When the index is selected then the period of study should be indicate. The input file
start from 1975 to 2014, the user can change the start or end year according to the
range of input data file (1975-2014). For example in this case, the user can select
1990 for the start year and 2010 for end year (Fig. 9 Num. 1 and 2). After select the
aim period, click the “Set” button (Fig. 9 Num. 3).
After, the data has been set, then, the frequency of index should be specify. In the
“Frequency” panel, the user can select the intent time scale. In this example, we
select “Yearly” scale (Fig. 10).
After all the options has been filled and selected completely, then the user can
click on the “Generate” button (Fig. 11), and the graph of SPI during the specified
years can be observe in the bottom of the page. The user can easily save the graph
in any format of picture data (such as .jpg, .tiff, .png, and etc.).

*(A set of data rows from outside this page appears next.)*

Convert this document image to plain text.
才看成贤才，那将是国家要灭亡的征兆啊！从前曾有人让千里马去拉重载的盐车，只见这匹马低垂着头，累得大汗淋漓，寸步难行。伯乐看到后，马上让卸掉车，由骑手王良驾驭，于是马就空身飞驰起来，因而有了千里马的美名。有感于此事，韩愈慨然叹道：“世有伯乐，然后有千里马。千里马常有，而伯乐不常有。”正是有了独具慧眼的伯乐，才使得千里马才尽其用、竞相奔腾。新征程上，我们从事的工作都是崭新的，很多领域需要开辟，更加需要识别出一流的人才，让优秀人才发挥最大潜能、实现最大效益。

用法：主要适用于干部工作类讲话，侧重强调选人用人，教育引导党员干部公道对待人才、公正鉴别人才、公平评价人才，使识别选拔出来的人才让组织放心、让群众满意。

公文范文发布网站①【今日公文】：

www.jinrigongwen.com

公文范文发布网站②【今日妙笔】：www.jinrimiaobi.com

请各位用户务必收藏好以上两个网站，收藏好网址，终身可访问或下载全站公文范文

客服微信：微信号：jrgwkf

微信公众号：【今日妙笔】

By clicking on the “Send To Table” (Figure 13), the value of SPI can appear in the
right table in Fig. 13, Num. 1. By select the “Export To Excel” button (Fig. 13, Num.
2), the value of SPI’s table can export in an Excel format file.
The last important things in this screen is the “Severity” concept. In “Severity” panel,
the user can fill the “Threshold Of Drought”. The threshold of drought index is a
value that an index faces to drought condition. In every index this value can be
change. For example, in many indices the threshold of drought start from zero or
less zero. In other words, when the value of an index is calculating then the all the
values that located in the drought classes, refer to severity of drought. With assign
the threshold of drought in SPI to zero in this example, then by clicking the
“Severity” button (Fig. 12, Num. 3) the values of severity can be plot (Fig. 13) and
this plot can easily save in all format of picture file.
- Step 3. Help Button:
In the last tab, you can view the “Help” of RDIT software package. For better
understanding view the movie help file. In this movie you can follow all the steps
one by one. The user can easily watch the help movie and follow the steps to
calculate rain-based meteorological drought indices.